Going golfing? Play for paralyzed football player Matt Bollig

Matt Bollig awakened from surgery from a spinal cord injury that has left him paralyzed from the waist down, looked into his mother’s eyes, and said, “Does this qualify me for a medical red shirt?”

An Ottawa University student and former football player, Bollig made his mother, Valerie, laugh. She needed that. Now she needs our help. Massive medical bills are mounting. The equipment her son will need to make the most of his altered life is expensive.

So let’s all pitch in, have a blast on the golf course one more time as if it’s still summer, and sign up to play in the first Matt Bollig Golf Tournament. Clear the afternoon of Friday, Oct. 12, and call John Teegarden at 913-205-4628 or e-mail him at JohnT@adafundraising.com.

The cost is $90 a player, the format a four-person scramble. Tee time is set for 1 p.m. at Eagle Bend. The first three players to call Teegarden to pay to play will join me to form a foursome. If nobody requests that, my confidence will be shot. I’ll never break 100 again, and I’ll back up every course in Lawrence looking for wayward shots. If you sign up, I’ll give you two putting tips you’ll use for the rest of your life. (Or not, if that’s your preference, given my 19.4 handicap index.)

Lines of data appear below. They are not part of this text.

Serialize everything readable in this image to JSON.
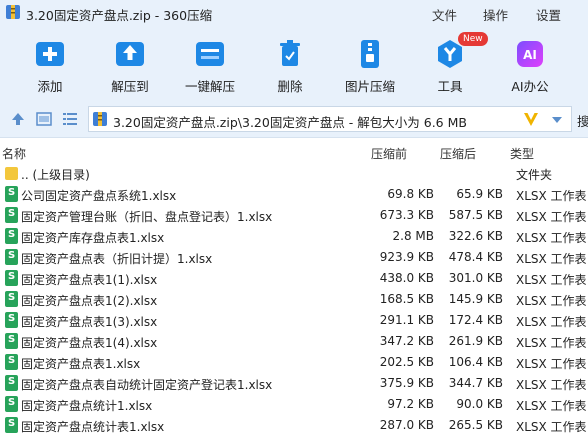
{
  "window": {
    "title": "3.20固定资产盘点.zip - 360压缩",
    "menu": [
      "文件",
      "操作",
      "设置"
    ]
  },
  "toolbar": {
    "items": [
      {
        "label": "添加",
        "icon": "add-icon"
      },
      {
        "label": "解压到",
        "icon": "extract-to-icon"
      },
      {
        "label": "一键解压",
        "icon": "one-click-extract-icon"
      },
      {
        "label": "删除",
        "icon": "delete-icon"
      },
      {
        "label": "图片压缩",
        "icon": "image-compress-icon"
      },
      {
        "label": "工具",
        "icon": "tools-icon",
        "badge": "New"
      },
      {
        "label": "AI办公",
        "icon": "ai-office-icon"
      }
    ]
  },
  "address": {
    "path": "3.20固定资产盘点.zip\\3.20固定资产盘点 - 解包大小为 6.6 MB",
    "search_partial": "搜"
  },
  "columns": {
    "name": "名称",
    "size": "压缩前",
    "compressed": "压缩后",
    "type": "类型"
  },
  "parent_row": {
    "name": ".. (上级目录)",
    "type": "文件夹"
  },
  "files": [
    {
      "name": "公司固定资产盘点系统1.xlsx",
      "size": "69.8 KB",
      "compressed": "65.9 KB",
      "type": "XLSX 工作表"
    },
    {
      "name": "固定资产管理台账（折旧、盘点登记表）1.xlsx",
      "size": "673.3 KB",
      "compressed": "587.5 KB",
      "type": "XLSX 工作表"
    },
    {
      "name": "固定资产库存盘点表1.xlsx",
      "size": "2.8 MB",
      "compressed": "322.6 KB",
      "type": "XLSX 工作表"
    },
    {
      "name": "固定资产盘点表（折旧计提）1.xlsx",
      "size": "923.9 KB",
      "compressed": "478.4 KB",
      "type": "XLSX 工作表"
    },
    {
      "name": "固定资产盘点表1(1).xlsx",
      "size": "438.0 KB",
      "compressed": "301.0 KB",
      "type": "XLSX 工作表"
    },
    {
      "name": "固定资产盘点表1(2).xlsx",
      "size": "168.5 KB",
      "compressed": "145.9 KB",
      "type": "XLSX 工作表"
    },
    {
      "name": "固定资产盘点表1(3).xlsx",
      "size": "291.1 KB",
      "compressed": "172.4 KB",
      "type": "XLSX 工作表"
    },
    {
      "name": "固定资产盘点表1(4).xlsx",
      "size": "347.2 KB",
      "compressed": "261.9 KB",
      "type": "XLSX 工作表"
    },
    {
      "name": "固定资产盘点表1.xlsx",
      "size": "202.5 KB",
      "compressed": "106.4 KB",
      "type": "XLSX 工作表"
    },
    {
      "name": "固定资产盘点表自动统计固定资产登记表1.xlsx",
      "size": "375.9 KB",
      "compressed": "344.7 KB",
      "type": "XLSX 工作表"
    },
    {
      "name": "固定资产盘点统计1.xlsx",
      "size": "97.2 KB",
      "compressed": "90.0 KB",
      "type": "XLSX 工作表"
    },
    {
      "name": "固定资产盘点统计表1.xlsx",
      "size": "287.0 KB",
      "compressed": "265.5 KB",
      "type": "XLSX 工作表"
    }
  ],
  "colors": {
    "chrome_bg": "#e8f1fb",
    "icon_blue": "#1e88e5",
    "excel_green": "#27a35a",
    "folder_yellow": "#f3c73c",
    "badge_red": "#e53935"
  }
}
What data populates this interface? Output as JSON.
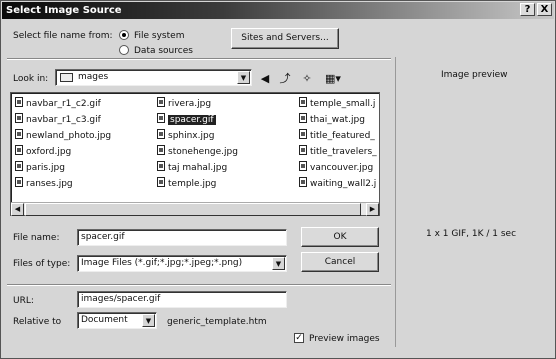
{
  "window": {
    "title": "Select Image Source",
    "help_label": "?",
    "close_label": "X"
  },
  "source": {
    "label": "Select file name from:",
    "options": [
      {
        "label": "File system",
        "selected": true
      },
      {
        "label": "Data sources",
        "selected": false
      }
    ],
    "sites_button": "Sites and Servers..."
  },
  "lookin": {
    "label": "Look in:",
    "folder": "mages"
  },
  "toolbar_icons": [
    "back-icon",
    "up-folder-icon",
    "new-folder-icon",
    "view-menu-icon"
  ],
  "files": {
    "col1": [
      "navbar_r1_c2.gif",
      "navbar_r1_c3.gif",
      "newland_photo.jpg",
      "oxford.jpg",
      "paris.jpg",
      "ranses.jpg"
    ],
    "col2": [
      "rivera.jpg",
      "spacer.gif",
      "sphinx.jpg",
      "stonehenge.jpg",
      "taj mahal.jpg",
      "temple.jpg"
    ],
    "col3": [
      "temple_small.j",
      "thai_wat.jpg",
      "title_featured_",
      "title_travelers_",
      "vancouver.jpg",
      "waiting_wall2.j"
    ],
    "selected": "spacer.gif"
  },
  "filename": {
    "label": "File name:",
    "value": "spacer.gif"
  },
  "filetype": {
    "label": "Files of type:",
    "value": "Image Files (*.gif;*.jpg;*.jpeg;*.png)"
  },
  "buttons": {
    "ok": "OK",
    "cancel": "Cancel"
  },
  "url": {
    "label": "URL:",
    "value": "images/spacer.gif"
  },
  "relative": {
    "label": "Relative to",
    "value": "Document",
    "doc": "generic_template.htm"
  },
  "preview": {
    "title": "Image preview",
    "info": "1 x 1 GIF, 1K / 1 sec",
    "checkbox_label": "Preview images",
    "checked": true
  }
}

A native of Chanute, Matt Bollig was supposed to be lining up at running back, maybe even quarterback, for Ottawa, but that all changed on July 18.

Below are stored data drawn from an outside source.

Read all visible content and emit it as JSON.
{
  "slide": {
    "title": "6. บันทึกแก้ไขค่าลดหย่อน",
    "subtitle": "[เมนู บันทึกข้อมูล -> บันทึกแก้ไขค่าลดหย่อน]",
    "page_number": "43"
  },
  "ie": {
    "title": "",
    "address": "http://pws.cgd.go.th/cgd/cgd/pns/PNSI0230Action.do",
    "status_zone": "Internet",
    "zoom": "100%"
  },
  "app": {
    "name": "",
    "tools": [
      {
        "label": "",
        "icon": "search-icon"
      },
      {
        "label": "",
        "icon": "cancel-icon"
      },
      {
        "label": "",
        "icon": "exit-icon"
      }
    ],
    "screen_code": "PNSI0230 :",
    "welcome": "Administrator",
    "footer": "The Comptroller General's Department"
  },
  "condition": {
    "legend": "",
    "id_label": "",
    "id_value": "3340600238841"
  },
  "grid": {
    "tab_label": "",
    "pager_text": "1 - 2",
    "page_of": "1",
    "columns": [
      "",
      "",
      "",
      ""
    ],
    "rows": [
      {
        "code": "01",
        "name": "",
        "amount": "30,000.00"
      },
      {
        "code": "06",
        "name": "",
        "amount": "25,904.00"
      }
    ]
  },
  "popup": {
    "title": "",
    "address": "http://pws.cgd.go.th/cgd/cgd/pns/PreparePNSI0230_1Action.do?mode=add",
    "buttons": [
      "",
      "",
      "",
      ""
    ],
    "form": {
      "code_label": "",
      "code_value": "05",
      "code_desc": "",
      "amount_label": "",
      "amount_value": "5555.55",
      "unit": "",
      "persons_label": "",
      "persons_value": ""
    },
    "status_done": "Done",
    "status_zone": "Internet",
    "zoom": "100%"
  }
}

As a boy, Bollig enjoyed tempting fate by jumping down 40 feet from the window of his grandfather’s house into the water near a dam, varying the jumps with a flip here, a twist there. He’d walk away from it just fine every time.

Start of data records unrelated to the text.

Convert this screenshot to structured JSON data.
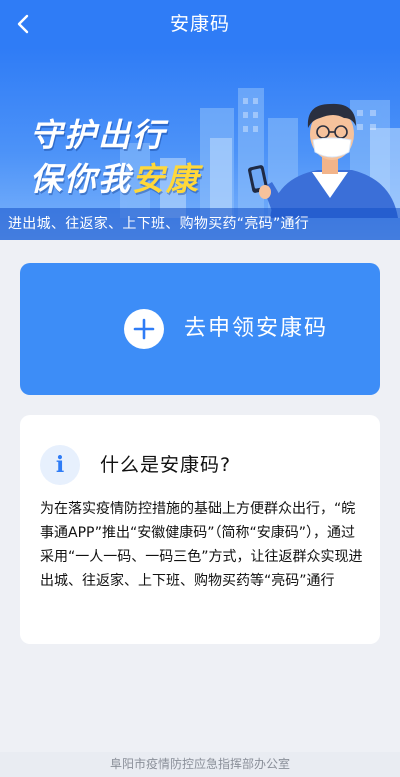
{
  "nav": {
    "title": "安康码",
    "back_icon": "chevron-left-icon"
  },
  "banner": {
    "slogan_line1": "守护出行",
    "slogan_line2_prefix": "保你我",
    "slogan_line2_highlight": "安康",
    "strip_text": "进出城、往返家、上下班、购物买药“亮码”通行",
    "highlight_color": "#ffd83a"
  },
  "apply": {
    "label": "去申领安康码",
    "icon": "plus-icon",
    "bg_color": "#3d8df7"
  },
  "info": {
    "icon": "info-icon",
    "icon_glyph": "i",
    "title": "什么是安康码?",
    "body": "为在落实疫情防控措施的基础上方便群众出行，“皖事通APP”推出“安徽健康码”（简称“安康码”），通过采用“一人一码、一码三色”方式，让往返群众实现进出城、往返家、上下班、购物买药等“亮码”通行"
  },
  "footer": {
    "text": "阜阳市疫情防控应急指挥部办公室"
  },
  "colors": {
    "primary": "#2f7cf6",
    "page_bg": "#eef0f5"
  }
}
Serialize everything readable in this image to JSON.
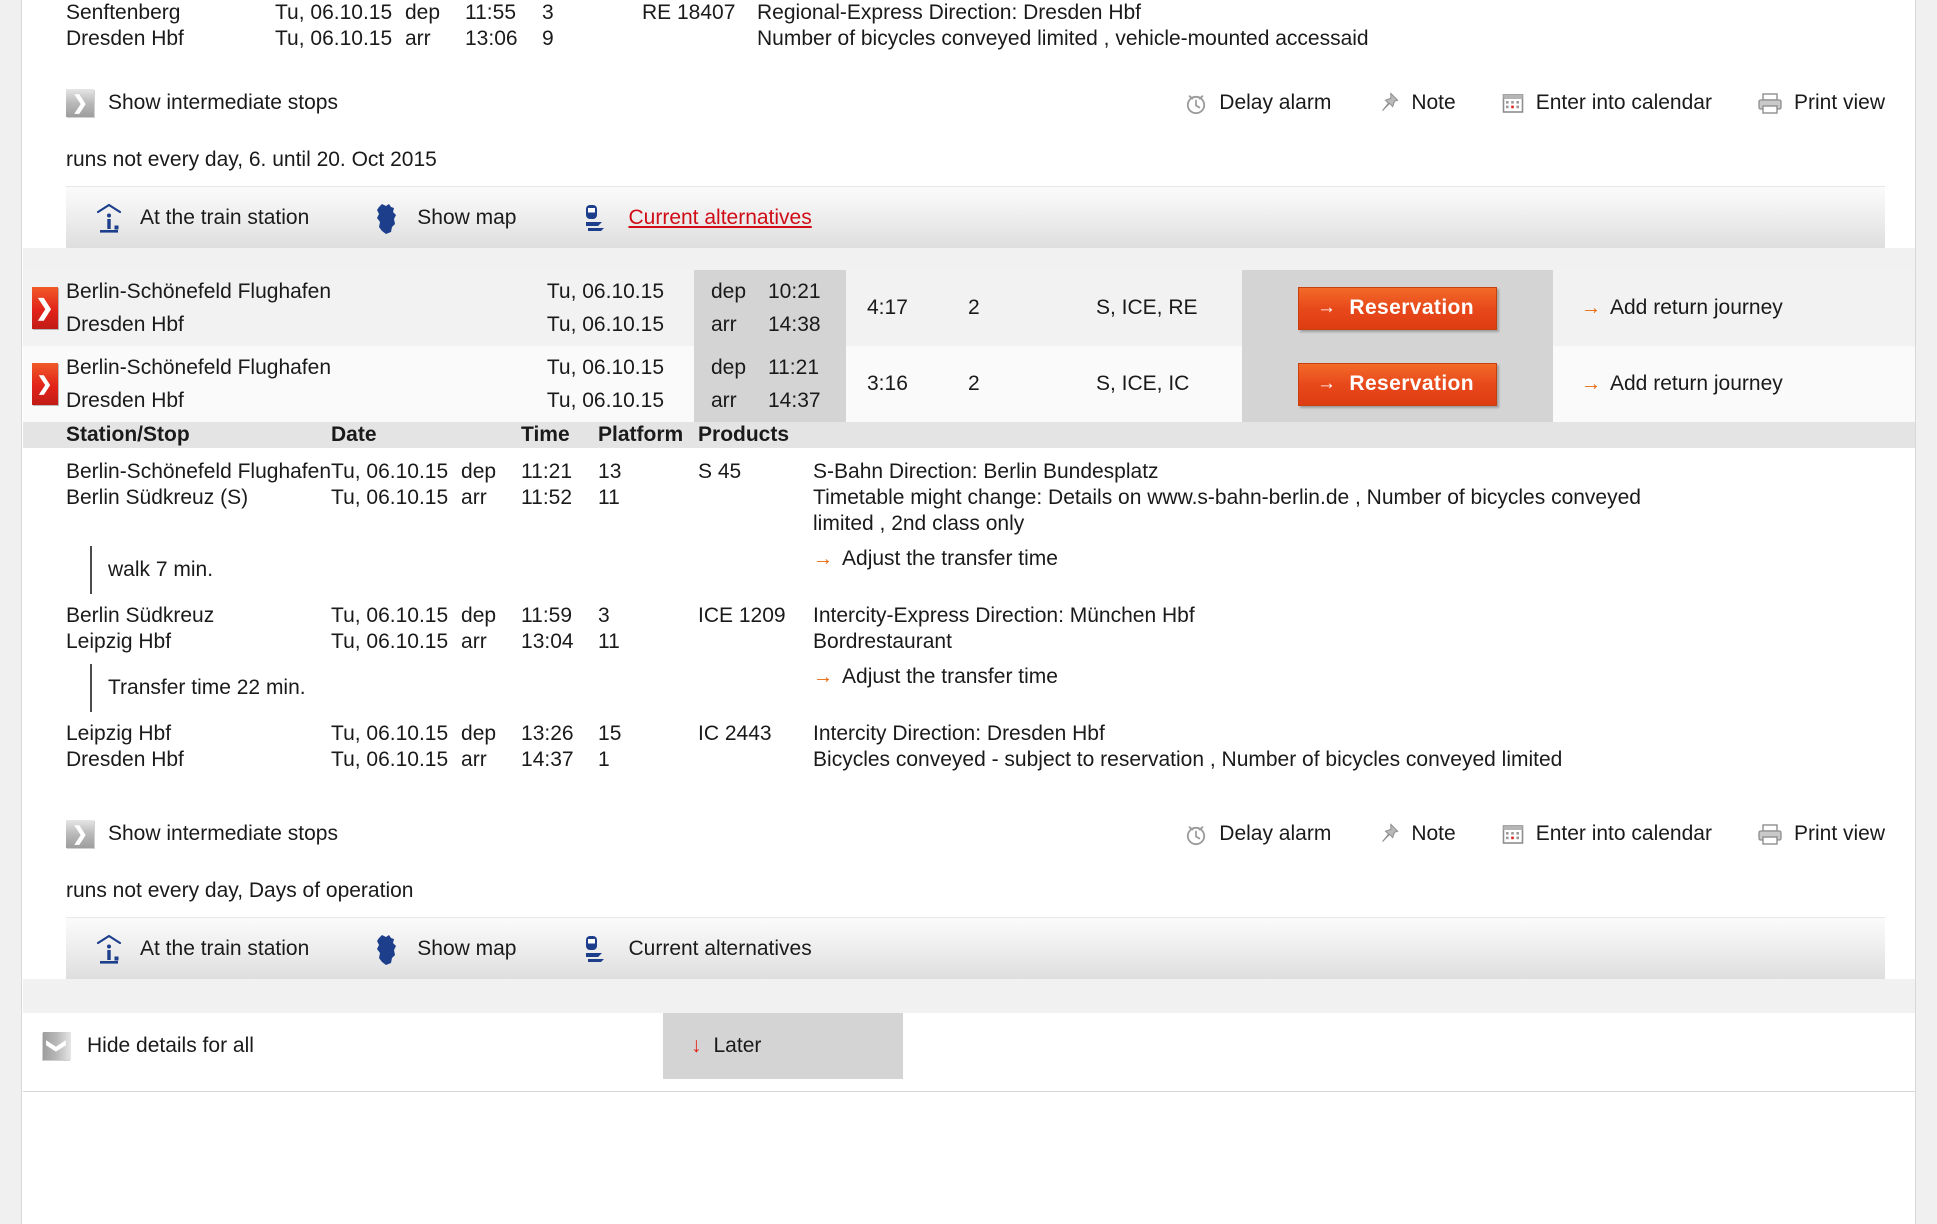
{
  "top_journey": {
    "tail_rows": [
      {
        "station": "Senftenberg",
        "date": "Tu, 06.10.15",
        "deparr": "dep",
        "time": "11:55",
        "platform": "3",
        "product": "RE 18407",
        "remark": "Regional-Express Direction: Dresden Hbf"
      },
      {
        "station": "Dresden Hbf",
        "date": "Tu, 06.10.15",
        "deparr": "arr",
        "time": "13:06",
        "platform": "9",
        "product": "",
        "remark": "Number of bicycles conveyed limited , vehicle-mounted accessaid"
      }
    ],
    "show_stops_label": "Show intermediate stops",
    "tools": [
      {
        "icon": "alarm-clock-icon",
        "label": "Delay alarm"
      },
      {
        "icon": "pin-icon",
        "label": "Note"
      },
      {
        "icon": "calendar-icon",
        "label": "Enter into calendar"
      },
      {
        "icon": "printer-icon",
        "label": "Print view"
      }
    ],
    "runs_note": "runs not every day, 6. until 20. Oct 2015",
    "station_bar": [
      {
        "icon": "info-station-icon",
        "label": "At the train station",
        "style": "normal"
      },
      {
        "icon": "map-germany-icon",
        "label": "Show map",
        "style": "normal"
      },
      {
        "icon": "train-alternatives-icon",
        "label": "Current alternatives",
        "style": "link-red"
      }
    ]
  },
  "summary_rows": [
    {
      "toggle_icon": "chevron-right-icon",
      "expanded": false,
      "origin": "Berlin-Schönefeld Flughafen",
      "destination": "Dresden Hbf",
      "dep_date": "Tu, 06.10.15",
      "arr_date": "Tu, 06.10.15",
      "dep_label": "dep",
      "arr_label": "arr",
      "dep_time": "10:21",
      "arr_time": "14:38",
      "duration": "4:17",
      "changes": "2",
      "products": "S, ICE, RE",
      "reservation_label": "Reservation",
      "return_label": "Add return journey"
    },
    {
      "toggle_icon": "chevron-down-icon",
      "expanded": true,
      "origin": "Berlin-Schönefeld Flughafen",
      "destination": "Dresden Hbf",
      "dep_date": "Tu, 06.10.15",
      "arr_date": "Tu, 06.10.15",
      "dep_label": "dep",
      "arr_label": "arr",
      "dep_time": "11:21",
      "arr_time": "14:37",
      "duration": "3:16",
      "changes": "2",
      "products": "S, ICE, IC",
      "reservation_label": "Reservation",
      "return_label": "Add return journey"
    }
  ],
  "detail": {
    "headers": {
      "station": "Station/Stop",
      "date": "Date",
      "time": "Time",
      "platform": "Platform",
      "products": "Products"
    },
    "legs": [
      {
        "dep": {
          "station": "Berlin-Schönefeld Flughafen",
          "date": "Tu, 06.10.15",
          "deparr": "dep",
          "time": "11:21",
          "platform": "13"
        },
        "arr": {
          "station": "Berlin Südkreuz (S)",
          "date": "Tu, 06.10.15",
          "deparr": "arr",
          "time": "11:52",
          "platform": "11"
        },
        "product": "S 45",
        "remark_line1": "S-Bahn Direction: Berlin Bundesplatz",
        "remark_line2": "Timetable might change: Details on www.s-bahn-berlin.de , Number of bicycles conveyed",
        "remark_line3": "limited , 2nd class only"
      },
      {
        "dep": {
          "station": "Berlin Südkreuz",
          "date": "Tu, 06.10.15",
          "deparr": "dep",
          "time": "11:59",
          "platform": "3"
        },
        "arr": {
          "station": "Leipzig Hbf",
          "date": "Tu, 06.10.15",
          "deparr": "arr",
          "time": "13:04",
          "platform": "11"
        },
        "product": "ICE 1209",
        "remark_line1": "Intercity-Express Direction: München Hbf",
        "remark_line2": "Bordrestaurant",
        "remark_line3": ""
      },
      {
        "dep": {
          "station": "Leipzig Hbf",
          "date": "Tu, 06.10.15",
          "deparr": "dep",
          "time": "13:26",
          "platform": "15"
        },
        "arr": {
          "station": "Dresden Hbf",
          "date": "Tu, 06.10.15",
          "deparr": "arr",
          "time": "14:37",
          "platform": "1"
        },
        "product": "IC 2443",
        "remark_line1": "Intercity Direction: Dresden Hbf",
        "remark_line2": "Bicycles conveyed - subject to reservation , Number of bicycles conveyed limited",
        "remark_line3": ""
      }
    ],
    "transfers": [
      {
        "text": "walk  7 min.",
        "adjust_label": "Adjust the transfer time"
      },
      {
        "text": "Transfer time 22 min.",
        "adjust_label": "Adjust the transfer time"
      }
    ],
    "show_stops_label": "Show intermediate stops",
    "tools": [
      {
        "icon": "alarm-clock-icon",
        "label": "Delay alarm"
      },
      {
        "icon": "pin-icon",
        "label": "Note"
      },
      {
        "icon": "calendar-icon",
        "label": "Enter into calendar"
      },
      {
        "icon": "printer-icon",
        "label": "Print view"
      }
    ],
    "runs_note": "runs not every day, Days of operation",
    "station_bar": [
      {
        "icon": "info-station-icon",
        "label": "At the train station",
        "style": "normal"
      },
      {
        "icon": "map-germany-icon",
        "label": "Show map",
        "style": "normal"
      },
      {
        "icon": "train-alternatives-icon",
        "label": "Current alternatives",
        "style": "normal"
      }
    ]
  },
  "bottom": {
    "hide_details_label": "Hide details for all",
    "later_label": "Later"
  },
  "colors": {
    "accent_red": "#e2231a",
    "accent_orange": "#ec6608",
    "link_red": "#d00c17",
    "panel_grey": "#f1f1f1",
    "header_grey": "#e4e4e4",
    "time_grey": "#d4d4d4"
  }
}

Nothing risky about what he had planned for his fateful summer day, just another day of sculpting his ripped 6-foot-2, 215-pound body in the weight room. His hamstring gave out racking weights, and they fell on him and severely bruised his spinal cord.

Bollig, 20, spent almost eight weeks at Craig Hospital in Englewood, Colo., undergoing rehabilitation, but hasn’t regained feeling in his legs. A big turnout at the golf tournament at the very least might lift the spirits of an athlete who as a safety once made 21 tackles for Fort Scott Community College against Hutchinson, was clocked at 4.58 in the 40 and was looking forward to his first season at Ottawa after playing well in the spring game.

“I’m just kind of living my life right now, going on with my business and whatever happens happens,” he said of his prognosis.

What’s happening a week from Friday is a golf tourney at Eagle Bend for his benefit. Play in it.